Nach zahlreichen weiteren Fernsehfilmen übernimmt er 2004 in der ARD-Reihe „Das Traumhotel“ für 10 Jahre und 20 Folgen die Rolle des Hotelmanagers Markus Winter, reist dafür rund um den Globus und lässt die regelmäßige Kritik an dem seichten Unterhaltungsformat an sich abperlen. Ein Ende seiner TV-Karriere ist auch nach dem Aus für das „Traumhotel“ nicht in Sicht: Am 28. April und 5. Mai ist er im neuen Zürich-Krimi der ARD als undurchsichtiger Anwalt Thomas Borchert zu sehen – Fortsetzung nicht ausgeschlossen.

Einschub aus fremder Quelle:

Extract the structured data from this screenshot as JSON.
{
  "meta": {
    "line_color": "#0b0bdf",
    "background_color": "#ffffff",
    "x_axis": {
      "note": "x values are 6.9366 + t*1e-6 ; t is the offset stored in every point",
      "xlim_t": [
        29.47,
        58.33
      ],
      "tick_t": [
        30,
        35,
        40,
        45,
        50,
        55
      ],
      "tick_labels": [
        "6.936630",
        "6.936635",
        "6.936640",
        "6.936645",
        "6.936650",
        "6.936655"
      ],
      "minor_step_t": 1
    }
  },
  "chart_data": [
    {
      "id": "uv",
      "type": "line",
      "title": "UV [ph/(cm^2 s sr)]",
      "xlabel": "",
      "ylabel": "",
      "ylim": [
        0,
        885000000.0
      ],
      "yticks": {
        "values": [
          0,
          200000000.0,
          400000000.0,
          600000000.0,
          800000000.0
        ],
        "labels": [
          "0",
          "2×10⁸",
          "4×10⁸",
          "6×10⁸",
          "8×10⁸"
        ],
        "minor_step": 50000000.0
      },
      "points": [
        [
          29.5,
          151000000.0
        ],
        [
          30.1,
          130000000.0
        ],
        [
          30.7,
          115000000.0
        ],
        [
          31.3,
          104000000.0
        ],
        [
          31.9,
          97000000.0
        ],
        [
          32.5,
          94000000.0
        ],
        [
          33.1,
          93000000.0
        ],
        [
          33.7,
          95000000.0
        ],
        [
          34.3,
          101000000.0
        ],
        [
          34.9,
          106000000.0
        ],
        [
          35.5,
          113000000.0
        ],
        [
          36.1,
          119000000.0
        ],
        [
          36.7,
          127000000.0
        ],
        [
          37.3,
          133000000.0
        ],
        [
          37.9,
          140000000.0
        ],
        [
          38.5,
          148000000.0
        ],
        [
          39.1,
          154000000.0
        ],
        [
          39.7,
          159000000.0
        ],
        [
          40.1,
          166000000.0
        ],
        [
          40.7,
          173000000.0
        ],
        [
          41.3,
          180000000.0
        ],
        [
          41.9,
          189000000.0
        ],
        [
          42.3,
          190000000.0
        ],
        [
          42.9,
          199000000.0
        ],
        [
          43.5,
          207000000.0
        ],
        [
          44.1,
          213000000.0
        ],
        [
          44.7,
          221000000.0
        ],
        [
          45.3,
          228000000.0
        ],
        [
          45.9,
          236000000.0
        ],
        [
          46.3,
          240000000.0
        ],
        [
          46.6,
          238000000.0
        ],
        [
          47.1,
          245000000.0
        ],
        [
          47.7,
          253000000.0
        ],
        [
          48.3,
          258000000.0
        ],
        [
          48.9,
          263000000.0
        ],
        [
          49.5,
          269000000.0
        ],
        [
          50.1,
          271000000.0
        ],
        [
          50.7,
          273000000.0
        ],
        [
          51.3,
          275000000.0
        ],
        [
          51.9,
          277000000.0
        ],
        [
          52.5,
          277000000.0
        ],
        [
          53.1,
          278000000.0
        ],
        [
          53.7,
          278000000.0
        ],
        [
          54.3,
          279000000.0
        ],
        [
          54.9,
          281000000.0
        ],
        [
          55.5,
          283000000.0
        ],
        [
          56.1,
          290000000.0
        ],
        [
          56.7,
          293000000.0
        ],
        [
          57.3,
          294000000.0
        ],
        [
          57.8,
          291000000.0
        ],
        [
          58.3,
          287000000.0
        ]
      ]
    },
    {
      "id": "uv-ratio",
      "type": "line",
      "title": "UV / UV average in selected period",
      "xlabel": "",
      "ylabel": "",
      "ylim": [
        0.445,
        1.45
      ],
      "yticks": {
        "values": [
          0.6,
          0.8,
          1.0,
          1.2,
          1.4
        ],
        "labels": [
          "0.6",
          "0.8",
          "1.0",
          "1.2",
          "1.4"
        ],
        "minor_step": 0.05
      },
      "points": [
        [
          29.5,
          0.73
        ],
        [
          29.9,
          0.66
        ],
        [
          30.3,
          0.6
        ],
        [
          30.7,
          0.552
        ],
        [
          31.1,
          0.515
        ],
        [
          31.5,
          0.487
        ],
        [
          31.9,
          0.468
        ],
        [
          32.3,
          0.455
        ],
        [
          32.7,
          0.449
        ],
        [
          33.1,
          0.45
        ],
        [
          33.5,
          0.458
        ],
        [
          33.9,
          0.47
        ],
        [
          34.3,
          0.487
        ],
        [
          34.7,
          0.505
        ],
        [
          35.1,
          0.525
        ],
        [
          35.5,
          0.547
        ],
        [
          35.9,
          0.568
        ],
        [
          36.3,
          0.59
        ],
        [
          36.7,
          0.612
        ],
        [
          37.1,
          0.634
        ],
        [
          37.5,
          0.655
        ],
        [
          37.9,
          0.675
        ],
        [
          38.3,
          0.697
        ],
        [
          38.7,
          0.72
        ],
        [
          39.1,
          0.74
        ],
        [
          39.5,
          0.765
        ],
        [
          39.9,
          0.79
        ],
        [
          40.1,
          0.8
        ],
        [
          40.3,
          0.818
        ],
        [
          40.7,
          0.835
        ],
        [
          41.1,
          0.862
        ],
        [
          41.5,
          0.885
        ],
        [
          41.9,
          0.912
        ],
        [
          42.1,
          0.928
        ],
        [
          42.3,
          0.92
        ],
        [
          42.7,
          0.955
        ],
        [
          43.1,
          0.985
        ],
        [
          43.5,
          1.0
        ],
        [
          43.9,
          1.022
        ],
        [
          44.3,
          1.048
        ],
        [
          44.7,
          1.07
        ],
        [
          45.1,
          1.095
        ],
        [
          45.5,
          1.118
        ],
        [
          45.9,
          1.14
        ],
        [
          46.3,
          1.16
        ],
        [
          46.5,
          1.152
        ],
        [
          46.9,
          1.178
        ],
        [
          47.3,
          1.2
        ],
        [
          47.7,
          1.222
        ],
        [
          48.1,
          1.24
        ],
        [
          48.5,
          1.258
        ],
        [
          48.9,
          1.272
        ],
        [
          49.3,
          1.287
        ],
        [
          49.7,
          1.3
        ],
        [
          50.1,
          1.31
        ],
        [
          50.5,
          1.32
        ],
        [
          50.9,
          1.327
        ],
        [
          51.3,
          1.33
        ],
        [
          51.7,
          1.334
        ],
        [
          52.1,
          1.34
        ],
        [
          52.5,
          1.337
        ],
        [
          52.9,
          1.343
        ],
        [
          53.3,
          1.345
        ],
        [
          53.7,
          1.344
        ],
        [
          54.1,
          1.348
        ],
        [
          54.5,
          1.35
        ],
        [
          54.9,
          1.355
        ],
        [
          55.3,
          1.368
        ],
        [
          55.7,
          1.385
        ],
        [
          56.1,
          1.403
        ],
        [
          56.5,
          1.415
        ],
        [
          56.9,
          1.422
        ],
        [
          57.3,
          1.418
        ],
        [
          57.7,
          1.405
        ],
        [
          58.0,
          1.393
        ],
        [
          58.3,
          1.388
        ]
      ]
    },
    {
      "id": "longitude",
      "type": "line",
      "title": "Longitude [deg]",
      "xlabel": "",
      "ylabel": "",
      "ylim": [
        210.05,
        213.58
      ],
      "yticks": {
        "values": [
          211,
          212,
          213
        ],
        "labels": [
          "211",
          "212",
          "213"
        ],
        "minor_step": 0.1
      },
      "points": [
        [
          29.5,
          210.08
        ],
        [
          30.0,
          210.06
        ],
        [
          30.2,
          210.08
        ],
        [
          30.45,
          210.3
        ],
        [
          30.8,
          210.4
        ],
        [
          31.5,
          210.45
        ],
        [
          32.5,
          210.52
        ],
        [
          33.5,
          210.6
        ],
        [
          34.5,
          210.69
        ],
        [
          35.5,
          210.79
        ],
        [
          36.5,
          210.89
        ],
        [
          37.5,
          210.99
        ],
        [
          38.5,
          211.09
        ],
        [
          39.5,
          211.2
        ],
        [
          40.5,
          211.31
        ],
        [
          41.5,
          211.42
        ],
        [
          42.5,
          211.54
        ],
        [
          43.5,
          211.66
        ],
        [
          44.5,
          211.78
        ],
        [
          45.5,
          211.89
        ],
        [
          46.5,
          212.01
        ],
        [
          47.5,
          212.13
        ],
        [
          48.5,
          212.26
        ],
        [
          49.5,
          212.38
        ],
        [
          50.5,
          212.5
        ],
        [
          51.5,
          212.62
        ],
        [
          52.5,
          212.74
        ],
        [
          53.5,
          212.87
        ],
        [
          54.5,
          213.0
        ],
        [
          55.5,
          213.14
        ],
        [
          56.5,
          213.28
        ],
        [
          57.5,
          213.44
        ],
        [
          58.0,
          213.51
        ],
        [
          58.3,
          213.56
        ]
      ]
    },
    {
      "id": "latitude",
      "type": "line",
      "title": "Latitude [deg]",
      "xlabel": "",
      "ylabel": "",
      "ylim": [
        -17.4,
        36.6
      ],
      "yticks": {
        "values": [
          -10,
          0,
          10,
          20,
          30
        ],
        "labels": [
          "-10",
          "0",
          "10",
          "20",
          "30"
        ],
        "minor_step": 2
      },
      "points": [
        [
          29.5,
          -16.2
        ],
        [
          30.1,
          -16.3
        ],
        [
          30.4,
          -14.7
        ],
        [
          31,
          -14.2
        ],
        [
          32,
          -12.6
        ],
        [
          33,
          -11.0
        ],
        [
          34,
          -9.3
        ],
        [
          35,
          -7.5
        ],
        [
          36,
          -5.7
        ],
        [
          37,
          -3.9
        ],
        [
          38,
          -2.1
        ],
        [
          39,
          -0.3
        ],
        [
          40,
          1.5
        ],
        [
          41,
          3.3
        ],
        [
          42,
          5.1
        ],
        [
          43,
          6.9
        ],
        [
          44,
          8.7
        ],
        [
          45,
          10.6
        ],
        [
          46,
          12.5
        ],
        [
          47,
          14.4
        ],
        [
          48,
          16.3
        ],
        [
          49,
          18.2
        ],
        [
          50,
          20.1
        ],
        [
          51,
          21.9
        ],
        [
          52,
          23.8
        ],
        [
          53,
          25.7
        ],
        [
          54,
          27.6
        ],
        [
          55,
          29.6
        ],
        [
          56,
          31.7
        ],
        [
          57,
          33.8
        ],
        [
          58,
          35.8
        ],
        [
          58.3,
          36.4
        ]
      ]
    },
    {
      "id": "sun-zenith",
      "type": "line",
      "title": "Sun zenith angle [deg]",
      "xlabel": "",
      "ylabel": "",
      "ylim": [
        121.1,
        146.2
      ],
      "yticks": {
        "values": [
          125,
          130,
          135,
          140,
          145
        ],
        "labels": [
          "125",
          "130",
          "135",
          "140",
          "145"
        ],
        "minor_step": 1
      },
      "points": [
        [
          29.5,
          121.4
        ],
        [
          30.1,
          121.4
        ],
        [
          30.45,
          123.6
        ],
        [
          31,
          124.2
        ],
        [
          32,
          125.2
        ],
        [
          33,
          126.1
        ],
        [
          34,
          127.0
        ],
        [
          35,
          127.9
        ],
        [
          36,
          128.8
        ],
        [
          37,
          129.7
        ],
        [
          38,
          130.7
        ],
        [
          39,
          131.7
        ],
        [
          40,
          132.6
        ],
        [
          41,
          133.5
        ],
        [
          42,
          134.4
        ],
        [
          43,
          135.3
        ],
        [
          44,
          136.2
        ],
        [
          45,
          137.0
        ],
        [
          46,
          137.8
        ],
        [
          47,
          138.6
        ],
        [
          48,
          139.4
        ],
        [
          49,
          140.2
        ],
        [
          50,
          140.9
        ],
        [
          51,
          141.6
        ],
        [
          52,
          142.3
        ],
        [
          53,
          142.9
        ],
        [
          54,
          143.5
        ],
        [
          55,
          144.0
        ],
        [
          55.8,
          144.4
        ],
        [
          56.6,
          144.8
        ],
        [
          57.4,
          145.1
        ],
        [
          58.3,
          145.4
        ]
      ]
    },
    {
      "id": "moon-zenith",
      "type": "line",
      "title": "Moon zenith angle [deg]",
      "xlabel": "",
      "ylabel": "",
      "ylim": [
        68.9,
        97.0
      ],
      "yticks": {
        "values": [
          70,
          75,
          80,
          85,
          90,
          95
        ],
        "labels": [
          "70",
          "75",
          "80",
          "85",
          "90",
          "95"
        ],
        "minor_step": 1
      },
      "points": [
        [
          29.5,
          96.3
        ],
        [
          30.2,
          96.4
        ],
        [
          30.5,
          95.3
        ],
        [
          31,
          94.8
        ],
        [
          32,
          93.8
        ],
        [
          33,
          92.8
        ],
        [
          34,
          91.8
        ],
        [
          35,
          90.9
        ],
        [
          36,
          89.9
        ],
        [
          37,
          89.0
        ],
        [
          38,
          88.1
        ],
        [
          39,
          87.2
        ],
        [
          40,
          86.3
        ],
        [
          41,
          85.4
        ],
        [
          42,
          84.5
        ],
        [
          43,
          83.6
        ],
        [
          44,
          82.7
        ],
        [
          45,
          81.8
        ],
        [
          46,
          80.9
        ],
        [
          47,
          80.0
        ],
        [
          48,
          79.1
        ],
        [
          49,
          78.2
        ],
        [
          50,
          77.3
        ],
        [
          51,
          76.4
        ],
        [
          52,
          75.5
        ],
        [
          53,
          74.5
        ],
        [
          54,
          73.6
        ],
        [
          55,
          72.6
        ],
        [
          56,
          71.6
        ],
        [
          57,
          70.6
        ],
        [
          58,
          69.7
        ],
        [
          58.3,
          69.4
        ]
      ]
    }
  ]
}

Aber auch der Theaterbühne ist der Schauspieler immer treu geblieben. 2015 begeistert er mit dem Ein-Mann-Stück „Im Zweifel für den Angeklagten“, in dem er Hauptdarsteller und Regisseur zugleich ist. Ab 10. April steht er in den Hamburger Kammerspielen im Stück „Die Netzwelt“ auf der Bühne.

Kohlund ist in dritter Ehe seit 1982 mit der ehemaligen Schlagersängerin Elke Best verheiratet, lebt mit ihr nach vielen Jahren in München nun im Bayerischen Wald, die beiden erwachsenen Kinder sind aus dem Haus. In seiner Freizeit spielt er gerne Golf und fotografiert – mit Vorliebe die Kollegen am Set.